Making the City Observable

EAN/UPC/ISBN Code 9780262230520

Brand Mit Pr

This publication is a catalogue of various means of urban communication that the author hopes to see evolve and spread in the development of materials about the city and in the articulation of physical aspects of the city itself. The inner connection of the seemingly miscellaneous items manifested here is made immediately apparent to the reader. This special issue of the journal Design Quarterly is a catalogue of projects, ideas, books, guides, maps, advertisements, curricula, teaching aids, place signs, route symbols, models, graphs, and other items that make it easier to understand and to "imagine" the environment. A catalogue is meant to give provocative hints of ideas and items available. This catalogue attempts, through the juxtaposition of some 80 projects (all of them pictured), to outline a syllabus for urban communication. "Making the city observable," Wurman observes, "means making the plethora of public information public." Information and communication are components of learning, and giving the city visibility implies allowing the city to become an environment for learning.
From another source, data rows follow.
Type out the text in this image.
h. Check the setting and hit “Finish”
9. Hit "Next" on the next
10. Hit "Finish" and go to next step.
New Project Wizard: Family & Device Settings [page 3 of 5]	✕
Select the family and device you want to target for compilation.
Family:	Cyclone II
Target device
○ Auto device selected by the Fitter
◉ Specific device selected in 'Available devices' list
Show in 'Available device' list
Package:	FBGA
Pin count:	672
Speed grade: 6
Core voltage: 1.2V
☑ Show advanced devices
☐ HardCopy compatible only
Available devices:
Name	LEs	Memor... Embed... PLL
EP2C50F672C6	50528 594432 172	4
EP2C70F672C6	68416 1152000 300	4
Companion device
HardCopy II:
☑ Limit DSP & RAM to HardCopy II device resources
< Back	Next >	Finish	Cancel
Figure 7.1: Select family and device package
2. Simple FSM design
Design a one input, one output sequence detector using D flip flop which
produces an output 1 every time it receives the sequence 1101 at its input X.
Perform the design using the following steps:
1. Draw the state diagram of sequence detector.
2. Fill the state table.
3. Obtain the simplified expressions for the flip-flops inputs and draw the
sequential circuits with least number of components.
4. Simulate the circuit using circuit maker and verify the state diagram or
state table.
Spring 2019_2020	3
The city can be made observable by developing a school curriculum about our man-made environment, or by designing a clear subway map, or by writing the propositions on a ballot so that nonlawyers can understand them, or by any number of other possibilities illustrated in this volume. The following partial list of items is meant only to indicate the range of the catalogue—Peltier"s birds-eye view of Paris; Wurman"s 60 comparative city models; Eames" film on urban communications; Fetter"s computer graphics; the AIA Guide to New York City; Michelin"s Green Guides; Pan Am"s taped tours; Halprin"s RSVP Cycles; Lynch"s Image of the City; Wyman"s Mexico City metro graphics; the London underground map; Psychology Today"s city survey; maps for the blind; Philadelphia"s school without walls; Kahn"s movement notation; and displays from the Laboratory of Computer Graphics and Spatial Analysis.